# Prepare CEO Project Plots for Vector Search in BigQuery

This BQ table prep workflow will take a CEO Plots/Samples table and convert it to BQ table(s) ready for vector search. 
Depending on size of the CEO table and unpredictable EE/BQ latency we would expect the data prep process to take several seconds to several minutes. 

Therefore, this would be configured as its own API end-point (probably a Cloud Run service) so that when CEO project admins choose to enable plot similarity tool, the CEO backend client will kick off the 'BQ table prep' job and can check back later that the BQ table is ready to use.

In [1]:
import os
import ee
print(ee.__version__)
from utils import *

project = "collect-earth-online"
dataset='sim_search_test'

# Set the credentials and project
ee.Initialize(project=project,
                  opt_url="https://earthengine-highvolume.googleapis.com"
              )
ee.data.setWorkloadTag("efm-bq-setup")

1.5.14


### Demonstrate CEO plot -> BQ table workflow for one CEO file

The data engineering (DE) service would need to be provided the CEO plot data somehow, some ideas I have to do that:
* either directly in a GET request (if we could pass simplistic plotid and geo information of plot table in the request params itself) 
    * likely non-optimal for larger data tables
* via publisher/subscriber service message (a GCS upload triggers a publisher message that the DE service subscribes to)
    * never actually used Google Cloud Pub/Sub but would be cool to learn, could be slick
* hybrid of the two: CEO backend uploads the plot db table to GCS, and once done, passes the GCS file object path to the DE service in the request params
    * probably more scalable than option 1 but clunkier solution than option 2

for demonstration we just load a plot .csv locally

In [2]:
file =  "../plots/ceo-Okayama-Tile-5-v2-plot-data-2025-07-22.csv"#"../plots/ceo-Estonia_SBP_carbonmonitoring_upto2021_v2-plot-data-2025-07-22.csv"
try:
    plot_fc = plot_to_fc(file)
except Exception as e:
    raise FileNotFoundError(f"read error: {e}")
    
row_count = plot_fc.size().getInfo()
print(f"plot count: {row_count}")

plot count: 100


#### Here we are making an exported BQ table containing embeddings of a given EFM data year.
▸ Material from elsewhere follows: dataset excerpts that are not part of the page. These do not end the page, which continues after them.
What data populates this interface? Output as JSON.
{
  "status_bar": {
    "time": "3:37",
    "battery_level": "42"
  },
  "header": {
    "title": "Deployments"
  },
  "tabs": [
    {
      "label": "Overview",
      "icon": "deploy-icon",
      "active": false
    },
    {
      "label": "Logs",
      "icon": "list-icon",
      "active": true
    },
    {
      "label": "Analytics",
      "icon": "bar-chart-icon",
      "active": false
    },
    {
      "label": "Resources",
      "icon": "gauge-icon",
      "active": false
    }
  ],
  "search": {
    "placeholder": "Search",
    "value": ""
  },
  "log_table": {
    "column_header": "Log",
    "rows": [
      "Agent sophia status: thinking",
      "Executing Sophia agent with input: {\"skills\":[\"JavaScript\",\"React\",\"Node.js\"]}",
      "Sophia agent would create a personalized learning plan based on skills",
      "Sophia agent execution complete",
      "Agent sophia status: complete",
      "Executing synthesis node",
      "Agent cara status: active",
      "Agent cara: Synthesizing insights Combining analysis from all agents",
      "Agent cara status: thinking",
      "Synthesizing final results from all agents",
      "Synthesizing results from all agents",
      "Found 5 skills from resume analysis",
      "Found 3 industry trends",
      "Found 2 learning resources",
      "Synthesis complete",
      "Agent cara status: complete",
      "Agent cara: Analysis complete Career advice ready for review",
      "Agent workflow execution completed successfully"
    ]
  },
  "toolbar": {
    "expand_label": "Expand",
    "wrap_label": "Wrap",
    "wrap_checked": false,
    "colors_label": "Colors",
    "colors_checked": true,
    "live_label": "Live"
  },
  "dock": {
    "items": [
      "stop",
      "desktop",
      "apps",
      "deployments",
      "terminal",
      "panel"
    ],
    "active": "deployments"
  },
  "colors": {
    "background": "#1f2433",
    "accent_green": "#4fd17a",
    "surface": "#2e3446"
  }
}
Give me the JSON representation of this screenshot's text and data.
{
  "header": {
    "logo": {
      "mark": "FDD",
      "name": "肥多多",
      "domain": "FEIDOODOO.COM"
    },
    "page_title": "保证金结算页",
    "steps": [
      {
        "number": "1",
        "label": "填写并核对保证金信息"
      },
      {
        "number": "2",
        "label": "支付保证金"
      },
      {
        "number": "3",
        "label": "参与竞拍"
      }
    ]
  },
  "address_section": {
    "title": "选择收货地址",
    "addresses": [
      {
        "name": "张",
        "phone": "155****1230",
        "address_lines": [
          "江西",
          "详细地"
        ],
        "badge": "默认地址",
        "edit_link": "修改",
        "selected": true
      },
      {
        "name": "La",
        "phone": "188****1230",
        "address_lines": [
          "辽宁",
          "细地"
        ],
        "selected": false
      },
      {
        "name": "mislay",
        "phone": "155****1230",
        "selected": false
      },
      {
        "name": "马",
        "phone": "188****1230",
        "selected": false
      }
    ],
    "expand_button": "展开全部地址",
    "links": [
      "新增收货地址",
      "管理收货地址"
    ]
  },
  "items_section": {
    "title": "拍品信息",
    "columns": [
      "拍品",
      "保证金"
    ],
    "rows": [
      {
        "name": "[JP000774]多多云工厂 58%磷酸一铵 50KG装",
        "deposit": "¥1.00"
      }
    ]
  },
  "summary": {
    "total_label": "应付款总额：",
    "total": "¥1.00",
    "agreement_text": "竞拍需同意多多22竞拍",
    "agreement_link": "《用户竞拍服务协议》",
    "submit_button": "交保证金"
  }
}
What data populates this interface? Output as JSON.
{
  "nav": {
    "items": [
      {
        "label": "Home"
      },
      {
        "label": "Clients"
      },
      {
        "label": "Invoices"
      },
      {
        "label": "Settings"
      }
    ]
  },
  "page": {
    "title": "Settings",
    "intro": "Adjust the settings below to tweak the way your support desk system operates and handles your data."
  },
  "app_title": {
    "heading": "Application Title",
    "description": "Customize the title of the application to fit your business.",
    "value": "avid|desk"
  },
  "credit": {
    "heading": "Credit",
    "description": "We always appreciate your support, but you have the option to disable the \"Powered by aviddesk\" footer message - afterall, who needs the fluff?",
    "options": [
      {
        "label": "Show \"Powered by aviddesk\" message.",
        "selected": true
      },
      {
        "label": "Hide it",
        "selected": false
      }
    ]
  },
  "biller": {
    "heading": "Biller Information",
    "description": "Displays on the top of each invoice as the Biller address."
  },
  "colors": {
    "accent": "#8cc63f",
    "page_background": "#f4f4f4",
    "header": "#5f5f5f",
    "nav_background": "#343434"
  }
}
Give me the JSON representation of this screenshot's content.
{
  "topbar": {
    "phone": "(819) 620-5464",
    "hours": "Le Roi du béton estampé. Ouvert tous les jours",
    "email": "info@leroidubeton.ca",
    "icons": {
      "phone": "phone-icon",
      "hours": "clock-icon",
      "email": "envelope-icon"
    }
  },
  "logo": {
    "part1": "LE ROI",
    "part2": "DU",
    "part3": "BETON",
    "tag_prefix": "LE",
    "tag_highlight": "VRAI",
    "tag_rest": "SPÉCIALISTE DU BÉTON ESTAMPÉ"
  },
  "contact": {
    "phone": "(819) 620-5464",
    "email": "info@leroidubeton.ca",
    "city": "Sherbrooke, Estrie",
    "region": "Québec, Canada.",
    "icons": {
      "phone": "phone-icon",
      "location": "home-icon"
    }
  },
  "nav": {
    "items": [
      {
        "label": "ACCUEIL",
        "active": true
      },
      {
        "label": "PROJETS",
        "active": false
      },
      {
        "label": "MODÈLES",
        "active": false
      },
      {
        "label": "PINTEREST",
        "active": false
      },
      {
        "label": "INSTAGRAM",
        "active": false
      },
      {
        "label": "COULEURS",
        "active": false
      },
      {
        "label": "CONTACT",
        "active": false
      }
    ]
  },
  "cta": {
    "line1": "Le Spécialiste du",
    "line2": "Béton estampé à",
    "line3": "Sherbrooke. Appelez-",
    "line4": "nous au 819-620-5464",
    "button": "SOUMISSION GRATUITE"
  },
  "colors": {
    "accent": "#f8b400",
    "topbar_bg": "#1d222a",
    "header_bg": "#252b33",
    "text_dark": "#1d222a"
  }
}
The user can then do plot similarity search based on a specific year.

#### More advanced implementation that is out of scope for now: two-date change similarity (probably using dot-product? would have to do more research)

In [None]:
# can create individual sim search tables for any of the available years covered by EFM [2017-2024]
years = [2022] 

fc_embeddings = efm_plot_agg(plot_fc,years) # export EFM image data (n=64 bands) to each feature in collection
    
for i,yr_embed in enumerate(fc_embeddings):
    year_tag = str(years[i])
    new_table = f"{os.path.basename(file).split('.')[0]}_{year_tag}"
    table = export_to_bq(yr_embed, # export the featurecollection to BQ table
                         project,
                         dataset,
                         new_table,
                         year_tag,
                         wait=True,
                         dry_run=False)
    
    try:
        pp_table = postprocess_bq(project,dataset,table,wait=True) # fix the schema of the exported table to contain one 'embedding' column containing a 1x64 array
    except Exception as e:
        print(f"Couldn't post-process BQ table. reason: {e}")
    
    # apparently creating a VECTOR index on a BQ table with < 5k rows is not allowed (bc its unnecessary i guess?)
    # so we could have a row count check, and if row_count > 5k, perform the vector_index fn as last part of postprocessing
    if row_count > 5000:
        print("Creating Vector Index for large (n>5k) table")
        vector_index(project,dataset,table+"_pp",embedding_col='embedding',wait=True)
    
    # break

Exporting collect-earth-online.sim_search_test.ceo-Okayama-Tile-5-v2-plot-data-2025-07-22_2022_2022_437
polling for task: CU7S4Y52J324T5RWCQHROAT4
CU7S4Y52J324T5RWCQHROAT4:READY [sleeping 0.25 mins] 
CU7S4Y52J324T5RWCQHROAT4:RUNNING [sleeping 0.25 mins] 
CU7S4Y52J324T5RWCQHROAT4:COMPLETED
collect-earth-online.sim_search_test.ceo-Okayama-Tile-5-v2-plot-data-2025-07-22_2022_2022_437
collect-earth-online.sim_search_test.ceo-Okayama-Tile-5-v2-plot-data-2025-07-22_2022_2022_437_pp
Creating processed table: ceo-Okayama-Tile-5-v2-plot-data-2025-07-22_2022_2022_437_pp
Dropping original source table: ceo-Okayama-Tile-5-v2-plot-data-2025-07-22_2022_2022_437


#### After above completes, we can check that the table exists later (like when the admin publishes their CEO project)

In [5]:
table_exists(project,dataset,table+"_pp")

Table ceo-Okayama-Tile-5-v2-plot-data-2025-07-22_2022_2022_437_pp exists.


True